Il bando si rivolge a partenariati composti da almeno 2 organizzazioni di terzo settore oltre a ogni struttura penitenziaria competente in base alla tipologia di intervento proposta e alla situazione delle persone coinvolte. Potranno prendere parte alla partnership anche istituzioni locali, scuole, associazioni di categoria, centri per l’impiego e soprattutto imprese appartenenti al tessuto imprenditoriale locale e nazionale.

Saranno sostenute iniziative capaci di favorire concreti processi di reinserimento sociale e lavorativo per persone in esecuzione penale, favorendone la progressiva autonomia e, con l’intento di dare piena attuazione alla funzione rieducativa della pena e ridurre i tassi di recidiva nel lungo periodo, promuovendo allo stesso tempo percorsi di responsabilizzazione della comunità, reti di sostegno accoglienti e inclusive e iniziative di riparazione.

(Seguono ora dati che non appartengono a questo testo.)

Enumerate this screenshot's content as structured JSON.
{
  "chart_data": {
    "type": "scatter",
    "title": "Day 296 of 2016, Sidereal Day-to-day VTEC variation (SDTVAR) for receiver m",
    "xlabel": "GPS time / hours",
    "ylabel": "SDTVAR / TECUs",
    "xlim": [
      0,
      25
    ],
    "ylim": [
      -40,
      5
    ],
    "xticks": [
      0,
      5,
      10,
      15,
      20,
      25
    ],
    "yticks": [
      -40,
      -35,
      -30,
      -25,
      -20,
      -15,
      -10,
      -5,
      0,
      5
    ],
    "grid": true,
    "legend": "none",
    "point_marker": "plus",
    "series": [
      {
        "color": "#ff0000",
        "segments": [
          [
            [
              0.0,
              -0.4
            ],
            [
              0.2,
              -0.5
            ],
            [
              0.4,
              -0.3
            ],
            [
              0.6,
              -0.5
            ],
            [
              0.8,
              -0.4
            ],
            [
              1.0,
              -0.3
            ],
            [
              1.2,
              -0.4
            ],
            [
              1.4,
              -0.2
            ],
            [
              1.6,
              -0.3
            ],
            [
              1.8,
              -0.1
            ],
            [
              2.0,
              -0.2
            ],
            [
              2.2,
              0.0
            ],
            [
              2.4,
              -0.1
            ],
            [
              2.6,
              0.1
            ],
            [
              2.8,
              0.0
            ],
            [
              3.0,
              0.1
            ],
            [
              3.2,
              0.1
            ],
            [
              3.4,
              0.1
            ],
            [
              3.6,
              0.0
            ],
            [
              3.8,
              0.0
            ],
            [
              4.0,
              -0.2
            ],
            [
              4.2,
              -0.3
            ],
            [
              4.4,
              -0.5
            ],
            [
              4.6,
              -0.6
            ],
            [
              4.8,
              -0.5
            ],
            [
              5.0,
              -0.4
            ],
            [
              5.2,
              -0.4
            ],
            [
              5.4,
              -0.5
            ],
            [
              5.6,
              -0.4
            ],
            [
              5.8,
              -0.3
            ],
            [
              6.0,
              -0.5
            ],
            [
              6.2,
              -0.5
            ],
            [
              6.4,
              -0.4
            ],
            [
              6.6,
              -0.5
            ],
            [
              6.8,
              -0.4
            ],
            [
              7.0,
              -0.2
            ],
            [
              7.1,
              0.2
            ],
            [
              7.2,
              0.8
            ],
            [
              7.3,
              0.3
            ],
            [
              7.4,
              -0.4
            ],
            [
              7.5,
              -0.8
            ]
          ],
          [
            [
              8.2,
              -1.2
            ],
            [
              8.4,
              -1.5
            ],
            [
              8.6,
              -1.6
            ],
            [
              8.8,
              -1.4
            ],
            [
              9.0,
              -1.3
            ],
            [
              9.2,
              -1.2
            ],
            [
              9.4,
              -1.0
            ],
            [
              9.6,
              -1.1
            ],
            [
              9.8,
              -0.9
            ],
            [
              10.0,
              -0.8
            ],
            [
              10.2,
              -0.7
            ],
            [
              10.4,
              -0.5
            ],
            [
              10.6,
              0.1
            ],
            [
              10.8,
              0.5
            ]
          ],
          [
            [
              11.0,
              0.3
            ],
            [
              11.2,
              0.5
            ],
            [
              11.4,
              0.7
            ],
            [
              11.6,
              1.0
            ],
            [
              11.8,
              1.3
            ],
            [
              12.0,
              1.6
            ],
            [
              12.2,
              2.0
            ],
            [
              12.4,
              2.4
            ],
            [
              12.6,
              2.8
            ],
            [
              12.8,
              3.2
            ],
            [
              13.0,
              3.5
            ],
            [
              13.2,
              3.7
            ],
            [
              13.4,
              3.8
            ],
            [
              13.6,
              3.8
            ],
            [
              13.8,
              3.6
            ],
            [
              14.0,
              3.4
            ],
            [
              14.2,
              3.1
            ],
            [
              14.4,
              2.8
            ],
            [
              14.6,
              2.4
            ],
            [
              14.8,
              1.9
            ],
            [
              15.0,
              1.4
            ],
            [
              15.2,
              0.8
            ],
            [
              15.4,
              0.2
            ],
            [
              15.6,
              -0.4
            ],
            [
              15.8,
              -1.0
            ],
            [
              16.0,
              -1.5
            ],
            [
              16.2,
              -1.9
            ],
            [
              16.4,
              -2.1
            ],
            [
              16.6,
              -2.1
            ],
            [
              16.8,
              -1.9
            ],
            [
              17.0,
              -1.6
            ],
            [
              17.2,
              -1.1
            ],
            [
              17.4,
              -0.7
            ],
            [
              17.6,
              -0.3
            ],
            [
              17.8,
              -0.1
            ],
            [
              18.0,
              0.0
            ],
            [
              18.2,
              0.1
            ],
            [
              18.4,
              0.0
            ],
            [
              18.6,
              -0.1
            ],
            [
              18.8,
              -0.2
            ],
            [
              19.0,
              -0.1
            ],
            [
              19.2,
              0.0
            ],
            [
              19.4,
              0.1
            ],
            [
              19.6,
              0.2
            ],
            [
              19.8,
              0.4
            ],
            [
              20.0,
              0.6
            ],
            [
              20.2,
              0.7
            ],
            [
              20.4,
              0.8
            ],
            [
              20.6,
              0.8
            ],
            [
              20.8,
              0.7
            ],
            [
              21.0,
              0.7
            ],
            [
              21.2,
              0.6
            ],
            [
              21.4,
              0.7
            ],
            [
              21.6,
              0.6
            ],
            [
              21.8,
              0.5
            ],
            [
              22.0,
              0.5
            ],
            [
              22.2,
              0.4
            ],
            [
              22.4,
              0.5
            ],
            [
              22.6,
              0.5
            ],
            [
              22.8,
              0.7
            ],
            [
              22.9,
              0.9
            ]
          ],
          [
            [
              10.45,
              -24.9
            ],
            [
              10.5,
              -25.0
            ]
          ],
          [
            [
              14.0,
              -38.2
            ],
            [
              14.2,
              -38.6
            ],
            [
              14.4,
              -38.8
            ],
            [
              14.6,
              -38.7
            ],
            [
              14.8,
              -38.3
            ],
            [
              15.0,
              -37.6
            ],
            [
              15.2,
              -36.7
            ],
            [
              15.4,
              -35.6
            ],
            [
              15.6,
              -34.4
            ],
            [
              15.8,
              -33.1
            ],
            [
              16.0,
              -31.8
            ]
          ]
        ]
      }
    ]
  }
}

Tutte le iniziative finanziate dovranno includere la componente occupazionale quale strumento di riscatto e inclusione sociale dei detenuti anche attraverso l’attivazione o il potenziamento di servizi volti a garantire un’adeguata connessione dentro-fuori il carcere. I progetti dovranno mettere al centro le persone in esecuzione penale e porre attenzione anche a tutte le altre dimensioni rilevanti della loro vita (es. abitativa, sanitaria, legale, …) promuovendo l’acquisizione di competenze e il rafforzamento delle relazioni affettive, funzionali a garantire l’efficacia dei percorsi di reinserimento. L’iniziativa si articola in due fasi: la prima finalizzata alla selezione delle proposte con maggiore potenziale impatto sul territorio di intervento e la seconda di progettazione esecutiva, volta ad arricchire la proposta, anche mediante la modifica del partenariato e di aspetti critici rilevati nella valutazione iniziale.